Антея вернулась в Йорк, вся в мыслях о Джое Таннере, которого безответно любила. Она не ожидала, что дядя умрет. Она пропустила весь скандал, связанный со Слиппер-хаусом, и ничего о нем не знала. Большую часть понедельника она сочиняла письмо Джою Таннеру, в котором говорилось: она знает, что он ее никогда не полюбит, она с ним никогда больше не увидится. Во вторник она опустила письмо. В среду позвонил доктор. Теперь она знала, что все ее чувства к Джою, да и любые другие чувства, были ничто в сравнении с Уильямом Исткотом во всем масштабе его личности, сего добродетелью и с тайной его кончины. Антею поглотило огромное горе, от которого хотелось выть в голос; единственным утешением для нее была та самая ушедшая добродетель, которую она навсегда сохранит в своем сердце. Миссис Осмор, провожая Тома до двери, узнала плащ и шляпу Грегори. Оказавшись на темной улице, где зажглись желтые фонари, Том подумал: «Боже, ну почему я не пошел к Уильяму Исткоту раньше, почему не навестил его, не поговорил с ним, не попросил наставить меня на путь истинный? Даже если бы я просто рассказал ему всю эту историю, это помогло бы прояснить ее». Потом он подумал: «Я тоже никогда не забуду, что был с Антеей в этот вечер». Потом вспомнил про ужасную заваруху, в которую вляпался, и собственное несчастье. Он подумал: «Надо бы пойти к Хэтти, но это невозможно. Я чувствую себя таким безумным, злым, гадким, отверженным. Не пойду в Слиппер-хаус. Пойду к Диане. Спрошу ее про Джорджа, про ту ночь».


Примерно в то же время, когда Том рискнул выйти на улицу переодетым и добрался до Полумесяца, Джон Роберт наконец решился пойти в Слиппер-хаус.

Поздно вечером в среду он наконец, хоть ему и не хватало выражений, написал Джорджу невыдержанное письмо, желая сообщить, что больше никогда в жизни не желает ни видеть своего ученика, ни слышать о нем. В письме содержались дикие фразы, как, например, «Мне хотелось бы вас убить», а также ругательства типа «негодяй-фальшивка, совершающий злодеяния лишь в фантазиях, мерзкая слабая бессильная крыса, неспособная на зло, но изрыгающая мерзкую черную желчь своей мелкой злобы», «faux mauvais[129], омерзительное дурновкусие ваших отвратительных мальчишеских выходок всего лишь выражает осознание вами факта вашей собственной посредственности» и т. п. Холодностью и невниманием отделаться от Джорджа не удалось. Несдержанное письмо должно было недвусмысленно продемонстрировать, что ситуация изменилась. Отправление письма должно было магическим образом помочь философу овладеть будущим.

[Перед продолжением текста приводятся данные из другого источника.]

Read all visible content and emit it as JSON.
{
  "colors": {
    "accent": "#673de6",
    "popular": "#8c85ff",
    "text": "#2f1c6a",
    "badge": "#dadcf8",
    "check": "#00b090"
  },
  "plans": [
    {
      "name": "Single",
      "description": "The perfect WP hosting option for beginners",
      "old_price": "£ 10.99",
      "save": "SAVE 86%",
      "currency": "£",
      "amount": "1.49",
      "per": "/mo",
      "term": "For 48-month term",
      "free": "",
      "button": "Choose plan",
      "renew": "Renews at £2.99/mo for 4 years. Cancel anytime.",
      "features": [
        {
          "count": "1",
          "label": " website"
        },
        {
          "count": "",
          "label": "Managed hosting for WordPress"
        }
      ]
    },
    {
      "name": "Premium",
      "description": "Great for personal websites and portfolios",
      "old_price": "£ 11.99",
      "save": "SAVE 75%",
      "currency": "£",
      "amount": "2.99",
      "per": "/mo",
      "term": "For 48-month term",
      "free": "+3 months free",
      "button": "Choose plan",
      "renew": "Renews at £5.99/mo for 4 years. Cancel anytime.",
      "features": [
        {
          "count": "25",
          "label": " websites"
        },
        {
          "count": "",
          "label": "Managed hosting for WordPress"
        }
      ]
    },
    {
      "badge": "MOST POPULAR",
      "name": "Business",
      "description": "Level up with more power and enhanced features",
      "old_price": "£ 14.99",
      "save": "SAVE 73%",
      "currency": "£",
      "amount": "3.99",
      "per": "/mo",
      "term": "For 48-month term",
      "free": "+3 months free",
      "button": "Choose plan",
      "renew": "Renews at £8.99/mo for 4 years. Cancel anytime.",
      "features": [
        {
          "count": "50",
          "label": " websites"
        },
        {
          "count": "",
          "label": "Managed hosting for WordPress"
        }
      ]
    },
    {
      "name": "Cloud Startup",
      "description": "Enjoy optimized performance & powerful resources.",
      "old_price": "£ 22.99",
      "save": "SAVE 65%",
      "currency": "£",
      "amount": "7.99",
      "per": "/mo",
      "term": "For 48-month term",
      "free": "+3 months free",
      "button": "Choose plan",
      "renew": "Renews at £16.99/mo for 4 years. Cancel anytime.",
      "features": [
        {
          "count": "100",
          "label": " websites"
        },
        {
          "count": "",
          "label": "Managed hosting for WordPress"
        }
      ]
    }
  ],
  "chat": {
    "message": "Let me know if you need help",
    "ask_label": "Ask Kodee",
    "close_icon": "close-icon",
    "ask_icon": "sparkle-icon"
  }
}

Завершив яростный акт экзорцизма, Джон Роберт ринулся к ближайшему почтовому ящику и опустил письмо. Ему необходимо было почувствовать, что он таким образом окончательно разделался с Джорджем и может про него забыть.

Надо сказать, что в четверг вечером Том и Розанов встретились на Полумесяце — Розанов направлялся в Слиппер-хаус, а Том к Диане, — но оба были так поглощены своими мыслями, что ни один не заметил другого.